大河が指さしていたのは竜児の股間、正確に言えば寝巻きがわりの膝丈短パンをひたすらに盛り上げ続けている、つまりなんというか手乗りドラゴンの方だった。
「見ないでっ」
いまいち女体化が解けきれてない竜児に、大河は眇めた目つきでニヤニヤと、
「なーにを今さら。さっきからずっと見えてたんだよ、スケベな子だね……」
隠さなくてもいいじゃないか、クックック……なんて、対抗するかのように声音まで低くしてエロオヤジ化。そういえば、大河を抱き起こしたあたりから、竜児はすっかり股間を隠すのを忘れていたのだった。それにしても、俺が女であいつが男で。ボクたち一体どうなっちゃうんだろう……なんて、竜児は大河との将来に新たな不安を見出しかねない勢いだったのだけれど。
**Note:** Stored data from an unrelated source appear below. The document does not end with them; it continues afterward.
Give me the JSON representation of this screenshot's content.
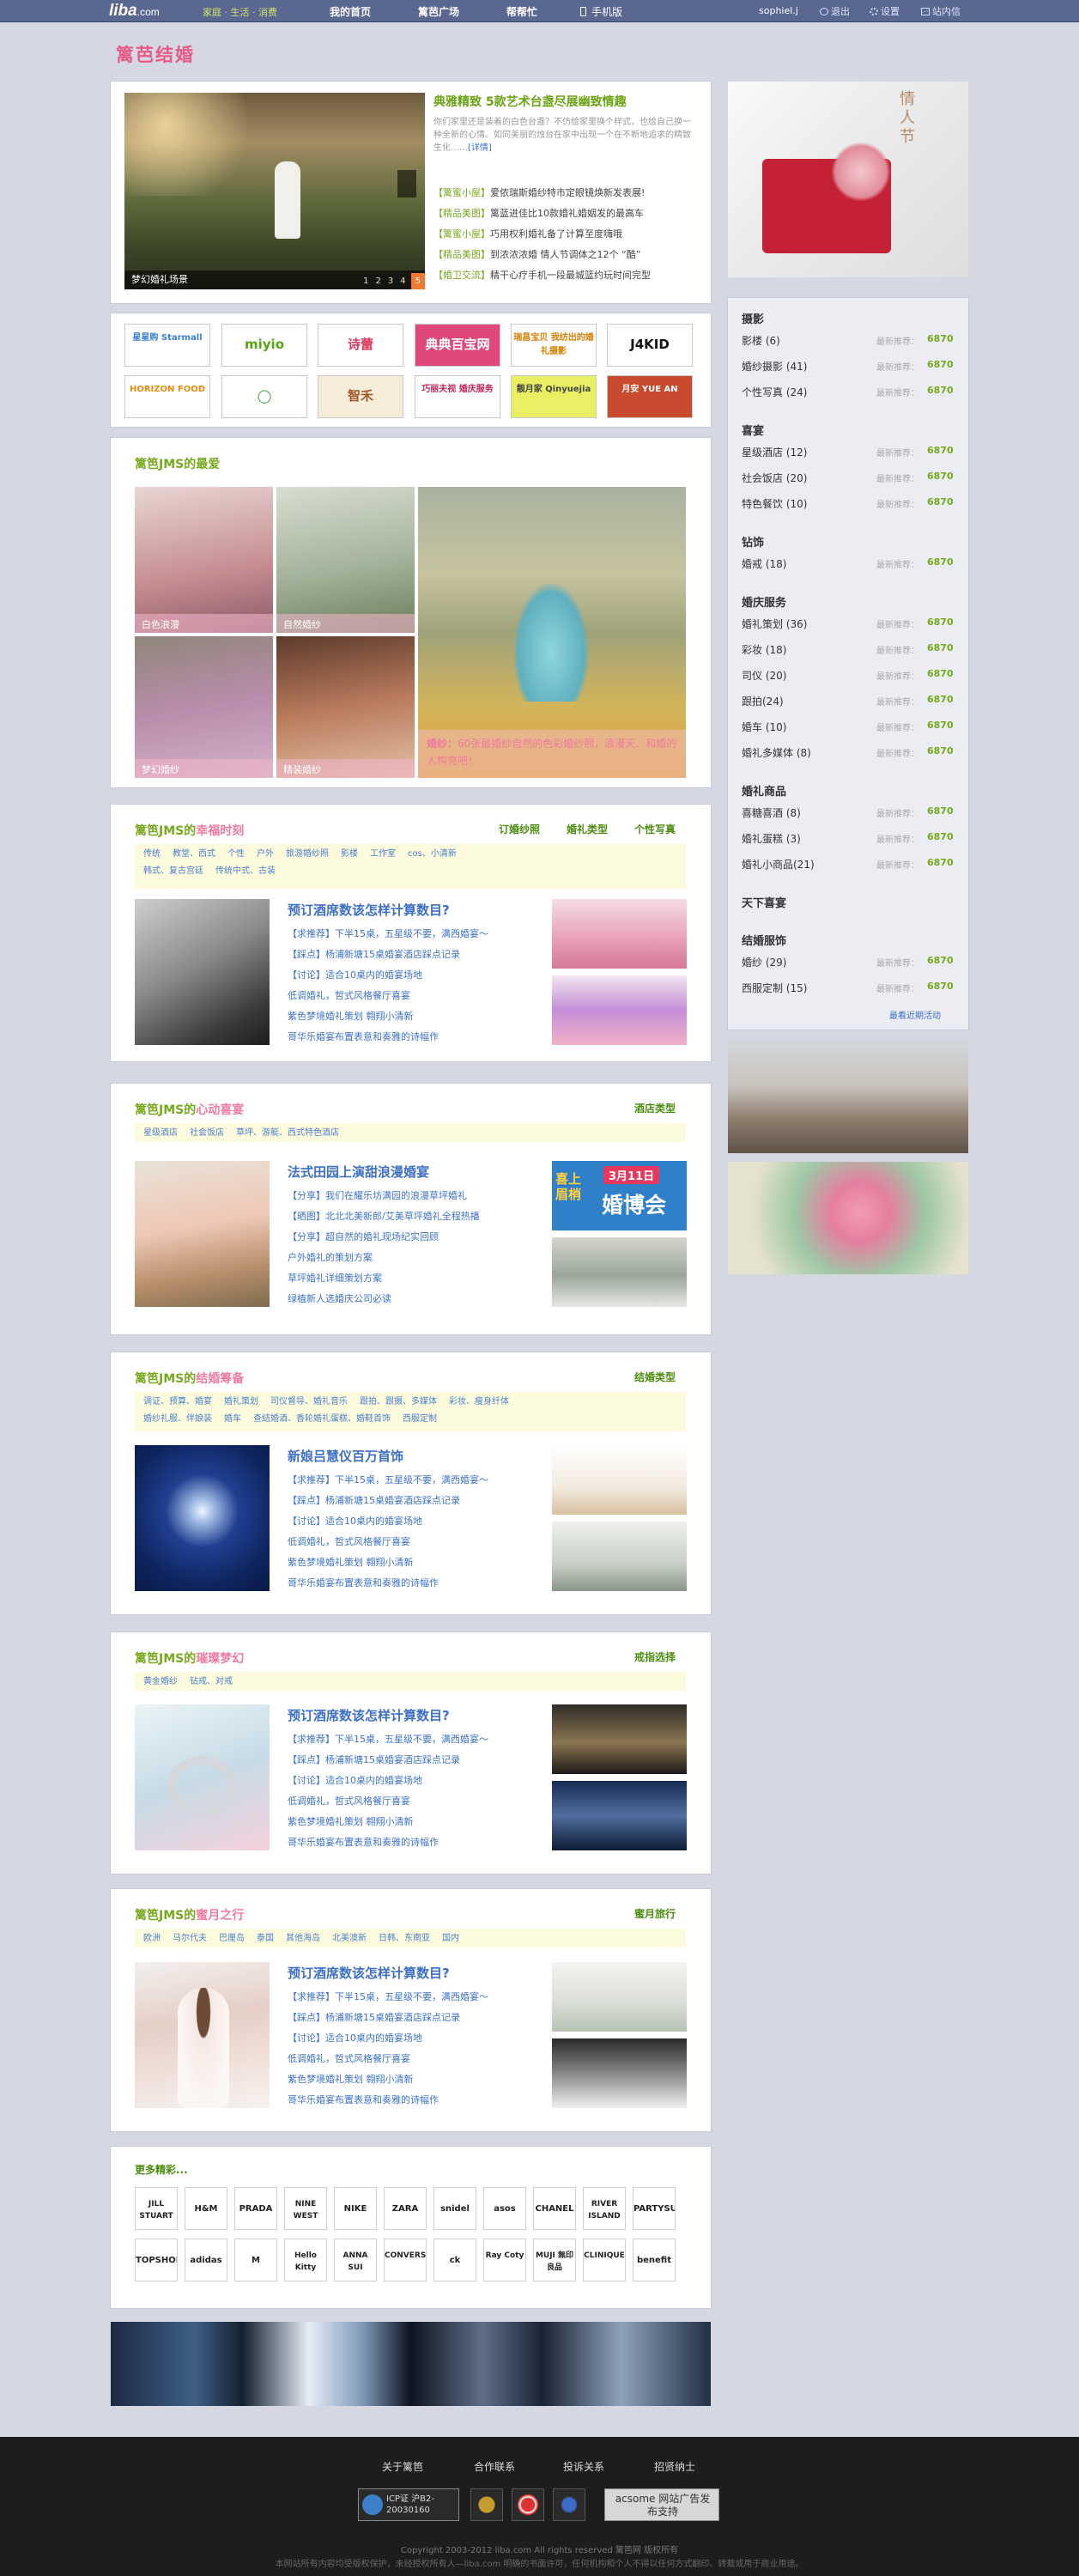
{
  "topbar": {
    "logo": "liba",
    "logo_suffix": ".com",
    "slogan": "家庭 · 生活 · 消费",
    "nav": [
      "我的首页",
      "篱芭广场",
      "帮帮忙",
      "手机版"
    ],
    "username": "sophiel.j",
    "logout": "退出",
    "settings": "设置",
    "messages": "站内信"
  },
  "page_title": "篱芭结婚",
  "feature": {
    "caption": "梦幻婚礼场景",
    "pages": [
      "1",
      "2",
      "3",
      "4",
      "5"
    ],
    "headline": "典雅精致 5款艺术台盏尽展幽致情趣",
    "description": "你们家里还是装着的白色台盏？不仿给家里换个样式，也给自己换一种全新的心情。如同美丽的烛台在家中出现一个在不断地追求的精致生化……",
    "more": "[详情]",
    "news": [
      {
        "tag": "【篱蜜小屋】",
        "text": "爱侬瑞斯婚纱特市定眼镜焕新发表展!"
      },
      {
        "tag": "【精品美图】",
        "text": "篱蓝进佳比10款婚礼婚姻发的最高车"
      },
      {
        "tag": "【篱蜜小屋】",
        "text": "巧用权利婚礼备了计算至度嗨哦"
      },
      {
        "tag": "【精品美图】",
        "text": "到浓浓浓婚 情人节调体之12个 “酷”"
      },
      {
        "tag": "【婚卫交流】",
        "text": "精干心疗手机一段最城篮约玩时间完型"
      }
    ]
  },
  "brands_row1": [
    {
      "name": "星星购 Starmall",
      "color": "#3a7fd0"
    },
    {
      "name": "miyio",
      "color": "#56a313"
    },
    {
      "name": "诗蕾",
      "color": "#d83b5f"
    },
    {
      "name": "典典百宝网",
      "color": "#ffffff",
      "bg": "#e0487a"
    },
    {
      "name": "瑞昌宝贝 我纺出的婚礼摄影",
      "color": "#d67f00"
    },
    {
      "name": "J4KID",
      "color": "#111111"
    }
  ],
  "brands_row2": [
    {
      "name": "HORIZON FOOD",
      "color": "#e88b10"
    },
    {
      "name": "◯",
      "color": "#3c8f3a"
    },
    {
      "name": "智禾",
      "color": "#a05a2c",
      "bg": "#f5ecd9"
    },
    {
      "name": "巧丽夫视 婚庆服务",
      "color": "#c0265d"
    },
    {
      "name": "靓月家 Qinyuejia",
      "color": "#444444",
      "bg": "#e9ef62"
    },
    {
      "name": "月安 YUE AN",
      "color": "#ffffff",
      "bg": "#c94b2f"
    }
  ],
  "favorites": {
    "title": "篱笆JMS的最爱",
    "captions": [
      "白色浪漫",
      "自然婚纱",
      "梦幻婚纱",
      "精装婚纱"
    ],
    "main_caption_bold": "婚纱：",
    "main_caption": "60张最婚纱自然的色彩婚纱照，浪漫天、和婚的人构亮吧！"
  },
  "sections": [
    {
      "prefix": "篱笆JMS的",
      "topic": "幸福时刻",
      "right_links": [
        "订婚纱照",
        "婚礼类型",
        "个性写真"
      ],
      "tags": [
        "传统",
        "教堂、西式",
        "个性",
        "户外",
        "旅游婚纱照",
        "影楼",
        "工作室",
        "cos、小清新",
        "韩式、复古宫廷",
        "传统中式、古装"
      ],
      "headline": "预订酒席数该怎样计算数目?",
      "lines": [
        "【求推荐】下半15桌，五星级不要，满西婚宴～",
        "【踩点】杨浦新塘15桌婚宴酒店踩点记录",
        "【讨论】适合10桌内的婚宴场地",
        "低调婚礼，哲式风格餐厅喜宴",
        "紫色梦境婚礼策划 翱翔小清新",
        "哥华乐婚宴布置表意和奏雅的诗幅作"
      ]
    },
    {
      "prefix": "篱笆JMS的",
      "topic": "心动喜宴",
      "right_links": [
        "酒店类型"
      ],
      "tags": [
        "星级酒店",
        "社会饭店",
        "草坪、游艇、西式特色酒店"
      ],
      "headline": "法式田园上演甜浪漫婚宴",
      "lines": [
        "【分享】我们在耀乐坊满园的浪漫草坪婚礼",
        "【晒图】北北北美新郎/艾美草坪婚礼全程热播",
        "【分享】超自然的婚礼现场纪实回顾",
        "户外婚礼的策划方案",
        "草坪婚礼详细策划方案",
        "绿植新人选婚庆公司必读"
      ],
      "expo_title": "喜上眉梢",
      "expo_date": "3月11日",
      "expo_name": "婚博会"
    },
    {
      "prefix": "篱笆JMS的",
      "topic": "结婚筹备",
      "right_links": [
        "结婚类型"
      ],
      "tags": [
        "调证、预算、婚宴",
        "婚礼策划",
        "司仪督导、婚礼音乐",
        "跟拍、跟摄、多媒体",
        "彩妆、瘦身纤体",
        "婚纱礼服、伴娘装",
        "婚车",
        "查结婚酒、香轮婚礼蛋糕、婚鞋首饰",
        "西服定制"
      ],
      "headline": "新娘吕慧仪百万首饰",
      "lines": [
        "【求推荐】下半15桌，五星级不要，满西婚宴～",
        "【踩点】杨浦新塘15桌婚宴酒店踩点记录",
        "【讨论】适合10桌内的婚宴场地",
        "低调婚礼，哲式风格餐厅喜宴",
        "紫色梦境婚礼策划 翱翔小清新",
        "哥华乐婚宴布置表意和奏雅的诗幅作"
      ]
    },
    {
      "prefix": "篱笆JMS的",
      "topic": "璀璨梦幻",
      "right_links": [
        "戒指选择"
      ],
      "tags": [
        "黄金婚纱",
        "钻戒、对戒"
      ],
      "headline": "预订酒席数该怎样计算数目?",
      "lines": [
        "【求推荐】下半15桌，五星级不要，满西婚宴～",
        "【踩点】杨浦新塘15桌婚宴酒店踩点记录",
        "【讨论】适合10桌内的婚宴场地",
        "低调婚礼，哲式风格餐厅喜宴",
        "紫色梦境婚礼策划 翱翔小清新",
        "哥华乐婚宴布置表意和奏雅的诗幅作"
      ]
    },
    {
      "prefix": "篱笆JMS的",
      "topic": "蜜月之行",
      "right_links": [
        "蜜月旅行"
      ],
      "tags": [
        "欧洲",
        "马尔代夫",
        "巴厘岛",
        "泰国",
        "其他海岛",
        "北美澳新",
        "日韩、东南亚",
        "国内"
      ],
      "headline": "预订酒席数该怎样计算数目?",
      "lines": [
        "【求推荐】下半15桌，五星级不要，满西婚宴～",
        "【踩点】杨浦新塘15桌婚宴酒店踩点记录",
        "【讨论】适合10桌内的婚宴场地",
        "低调婚礼，哲式风格餐厅喜宴",
        "紫色梦境婚礼策划 翱翔小清新",
        "哥华乐婚宴布置表意和奏雅的诗幅作"
      ]
    }
  ],
  "more_brands": {
    "title": "更多精彩...",
    "row1": [
      "JILL STUART",
      "H&M",
      "PRADA",
      "NINE WEST",
      "NIKE",
      "ZARA",
      "snidel",
      "asos",
      "CHANEL",
      "RIVER ISLAND",
      "PARTYSU"
    ],
    "row2": [
      "TOPSHOP",
      "adidas",
      "M",
      "Hello Kitty",
      "ANNA SUI",
      "CONVERSE",
      "ck",
      "Ray Coty",
      "MUJI 無印良品",
      "CLINIQUE",
      "benefit"
    ]
  },
  "sidebar": {
    "update_label": "最新推荐：",
    "count": "6870",
    "groups": [
      {
        "title": "摄影",
        "items": [
          "影楼 (6)",
          "婚纱摄影 (41)",
          "个性写真 (24)"
        ]
      },
      {
        "title": "喜宴",
        "items": [
          "星级酒店 (12)",
          "社会饭店 (20)",
          "特色餐饮 (10)"
        ]
      },
      {
        "title": "钻饰",
        "items": [
          "婚戒 (18)"
        ]
      },
      {
        "title": "婚庆服务",
        "items": [
          "婚礼策划 (36)",
          "彩妆 (18)",
          "司仪 (20)",
          "跟拍(24)",
          "婚车 (10)",
          "婚礼多媒体 (8)"
        ]
      },
      {
        "title": "婚礼商品",
        "items": [
          "喜糖喜酒 (8)",
          "婚礼蛋糕 (3)",
          "婚礼小商品(21)"
        ]
      },
      {
        "title": "天下喜宴",
        "items": []
      },
      {
        "title": "结婚服饰",
        "items": [
          "婚纱 (29)",
          "西服定制 (15)"
        ]
      }
    ],
    "recent": "最看近期活动",
    "card_title": "情人节"
  },
  "footer": {
    "links": [
      "关于篱笆",
      "合作联系",
      "投诉关系",
      "招贤纳士"
    ],
    "icp": "ICP证 沪B2-20030160",
    "acsome": "acsome 网站广告发布支持",
    "copyright": "Copyright 2003-2012 liba.com All rights reserved 篱笆网 版权所有",
    "disclaimer": "本网站所有内容均受版权保护，未经授权所有人—liba.com 明确的书面许可，任何机构和个人不得以任何方式翻印、转载或用于商业用途。"
  },
  "colors": {
    "topbar": "#5a6791",
    "accent_pink": "#f07ba0",
    "accent_green": "#78a81e",
    "link_blue": "#3d6fc6",
    "page_bg": "#d5d8e2"
  }
}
そんなふうに将来はおろか性別も見失いかけた竜児を、もう一度ちゃんと男に戻してくれるのは、それでもやっぱり大河なのだった。
「やだやだ竜児たら、そんなに勃起させて……私のこと、犯したくてたまらないのね?」
犯すとか、そんな趣味はないはずの竜児なのに、その言葉に反応して股間はびんっと漲ってしまう。ずっと見ていたくなる恥ずかしそうな大河の可愛い顔が、ずっと聞いていたいその可愛い声がいけないのだ、と竜児は思う。そして、
「来て、竜児……犯して」
そう、大河に、まっすぐに両手をさしのべられて、まっすぐに求めてこられては、竜児に抗えようはずもないではないか。
こーいこい、ほれ、苦しゅうない、近う寄れ一休……と、ふとんをめくってぽんぽんと誘う大河は、どうやら今度は足利義満になっていたのだけれど。竜児は思わずにはいられない――
おまえは追い出される虎の方じゃねえのかと。